Google Finance gets its first standalone mobile app on Android
Google has launched a global Android app for Google Finance as its AI-heavy web redesign moves out of beta.
By Hana Yoshida · Markets Reporter
3 min read
Google has released the first standalone mobile app for Google Finance, giving Android users a dedicated way to track markets and ask AI-assisted finance questions. The launch matters because Google is moving a long-running web product into mobile while making generative AI a central part of the service.
The app is available globally through the Google Play Store, Google said. An iOS version is planned for later in 2026, according to Ars Technica.
Google Finance has been around for about 20 years, Ars Technica reported, and early versions of the product once used Adobe Flash for charts and graphs. The service has gone through several web redesigns over that period, but until this release it did not have its own mobile app.
What the Android app includes
Google said the Android app brings over many parts of the newer Finance web experience.
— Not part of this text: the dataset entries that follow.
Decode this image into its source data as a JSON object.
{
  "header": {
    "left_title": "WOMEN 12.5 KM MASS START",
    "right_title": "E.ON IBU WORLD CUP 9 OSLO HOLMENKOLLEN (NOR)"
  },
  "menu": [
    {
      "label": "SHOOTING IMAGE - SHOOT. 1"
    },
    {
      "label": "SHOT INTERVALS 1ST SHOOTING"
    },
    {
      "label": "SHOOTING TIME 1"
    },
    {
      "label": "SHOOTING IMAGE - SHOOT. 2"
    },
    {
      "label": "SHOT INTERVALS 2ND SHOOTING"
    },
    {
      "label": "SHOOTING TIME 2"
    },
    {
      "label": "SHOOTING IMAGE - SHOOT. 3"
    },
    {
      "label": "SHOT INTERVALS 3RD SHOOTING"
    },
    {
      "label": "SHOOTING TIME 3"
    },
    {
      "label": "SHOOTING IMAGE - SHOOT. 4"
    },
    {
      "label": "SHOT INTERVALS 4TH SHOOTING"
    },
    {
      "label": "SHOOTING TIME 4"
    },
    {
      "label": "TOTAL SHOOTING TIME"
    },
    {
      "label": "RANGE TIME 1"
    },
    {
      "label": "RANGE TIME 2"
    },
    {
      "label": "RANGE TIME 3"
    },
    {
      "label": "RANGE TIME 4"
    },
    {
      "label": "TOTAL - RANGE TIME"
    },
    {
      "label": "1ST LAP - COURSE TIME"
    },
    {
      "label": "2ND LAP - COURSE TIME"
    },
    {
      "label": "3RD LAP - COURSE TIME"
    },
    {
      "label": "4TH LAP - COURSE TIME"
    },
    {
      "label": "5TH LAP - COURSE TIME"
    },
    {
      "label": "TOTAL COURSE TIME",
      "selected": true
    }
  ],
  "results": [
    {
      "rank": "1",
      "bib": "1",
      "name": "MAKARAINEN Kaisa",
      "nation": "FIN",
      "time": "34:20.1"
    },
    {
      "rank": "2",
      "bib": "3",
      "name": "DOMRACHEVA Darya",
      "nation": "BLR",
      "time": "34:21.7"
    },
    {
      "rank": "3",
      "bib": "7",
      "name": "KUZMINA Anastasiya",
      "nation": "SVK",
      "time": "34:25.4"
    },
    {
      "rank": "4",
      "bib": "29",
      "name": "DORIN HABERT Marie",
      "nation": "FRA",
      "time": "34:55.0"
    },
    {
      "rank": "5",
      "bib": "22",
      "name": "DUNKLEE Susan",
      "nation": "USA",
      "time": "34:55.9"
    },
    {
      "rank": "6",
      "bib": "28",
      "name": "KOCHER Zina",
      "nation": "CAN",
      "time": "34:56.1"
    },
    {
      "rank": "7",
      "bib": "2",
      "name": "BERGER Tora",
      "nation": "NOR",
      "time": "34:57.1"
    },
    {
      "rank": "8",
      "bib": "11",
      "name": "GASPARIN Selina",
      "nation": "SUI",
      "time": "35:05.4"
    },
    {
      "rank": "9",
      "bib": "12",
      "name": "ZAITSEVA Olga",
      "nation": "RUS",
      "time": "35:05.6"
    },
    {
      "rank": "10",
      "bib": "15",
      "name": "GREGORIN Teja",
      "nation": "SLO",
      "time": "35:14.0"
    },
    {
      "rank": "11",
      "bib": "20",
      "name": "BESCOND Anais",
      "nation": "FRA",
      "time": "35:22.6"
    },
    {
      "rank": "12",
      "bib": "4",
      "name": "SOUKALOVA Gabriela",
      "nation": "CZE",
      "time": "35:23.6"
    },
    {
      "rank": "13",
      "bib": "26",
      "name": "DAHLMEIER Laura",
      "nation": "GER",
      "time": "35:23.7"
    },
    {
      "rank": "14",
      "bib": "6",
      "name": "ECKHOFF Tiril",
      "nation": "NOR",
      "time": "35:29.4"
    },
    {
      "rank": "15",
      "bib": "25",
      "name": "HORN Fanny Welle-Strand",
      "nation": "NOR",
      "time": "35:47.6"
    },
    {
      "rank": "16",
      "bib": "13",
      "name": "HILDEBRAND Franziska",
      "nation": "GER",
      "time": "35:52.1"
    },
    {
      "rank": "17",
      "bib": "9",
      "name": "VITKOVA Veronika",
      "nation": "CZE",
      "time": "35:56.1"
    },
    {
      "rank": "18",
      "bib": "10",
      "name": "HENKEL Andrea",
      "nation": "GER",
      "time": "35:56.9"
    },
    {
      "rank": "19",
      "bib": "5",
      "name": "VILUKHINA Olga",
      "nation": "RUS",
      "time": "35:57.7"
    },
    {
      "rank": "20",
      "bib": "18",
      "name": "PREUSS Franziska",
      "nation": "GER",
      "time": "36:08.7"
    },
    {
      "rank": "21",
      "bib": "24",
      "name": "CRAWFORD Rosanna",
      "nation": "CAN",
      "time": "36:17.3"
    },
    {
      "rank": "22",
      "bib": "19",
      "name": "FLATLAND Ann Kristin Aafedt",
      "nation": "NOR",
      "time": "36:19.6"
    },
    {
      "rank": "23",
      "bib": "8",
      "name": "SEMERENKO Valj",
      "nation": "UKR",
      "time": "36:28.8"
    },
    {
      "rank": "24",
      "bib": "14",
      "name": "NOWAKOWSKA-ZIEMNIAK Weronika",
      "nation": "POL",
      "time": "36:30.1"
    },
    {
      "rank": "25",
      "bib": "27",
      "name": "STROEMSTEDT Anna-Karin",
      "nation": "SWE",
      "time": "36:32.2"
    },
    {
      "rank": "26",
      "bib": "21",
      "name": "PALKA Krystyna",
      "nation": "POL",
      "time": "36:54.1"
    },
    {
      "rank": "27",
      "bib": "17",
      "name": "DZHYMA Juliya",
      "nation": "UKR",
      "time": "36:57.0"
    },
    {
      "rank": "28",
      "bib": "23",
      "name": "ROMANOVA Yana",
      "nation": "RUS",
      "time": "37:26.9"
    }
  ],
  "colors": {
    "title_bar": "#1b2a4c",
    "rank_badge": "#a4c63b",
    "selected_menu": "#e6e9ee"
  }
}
Users can create watchlists, follow real-time market information and read financial news from one place.
The app also uses AI to summarize “key moments” in stock charts, Google said. The feature is meant to explain why a stock’s price moved at certain points and first appeared in the web version of Google Finance in May, according to Ars Technica.
A floating “Ask” button at the bottom of the app opens Google’s AI research tool, which is tuned for finance questions, Ars Technica reported. The app also includes a History section in the bottom bar so users can return to previous chats.
Some web features are not yet in the app
Google described the Android release as an initial version and said more features from the redesigned website will be added over time. For now, the website offers several tools that the app does not yet match.
On the web, users can manage more detailed portfolios, Google said. Existing portfolios from the older Google Finance experience will carry over to the updated version and receive AI insights and suggestions.
Google said web users can also create a trackable portfolio by uploading a CSV or PDF file. The finance chatbot can use portfolio data when answering questions, according to Google.
The updated Google Finance website is also adding an AI research feature that can send scheduled reports, Google said. Google gave the example of a daily pre-market briefing on notable overnight moves across major cryptocurrencies.
Those reports can trigger notifications in the Android app when they are ready, Google said. They will also appear in the research panel on the web version.
The broader Google Finance redesign is leaving beta at the same time as the Android app launch, Ars Technica reported. That makes the AI chat and research tools part of the main Google Finance experience rather than a separate test version.
This story draws on original reporting from Ars Technica.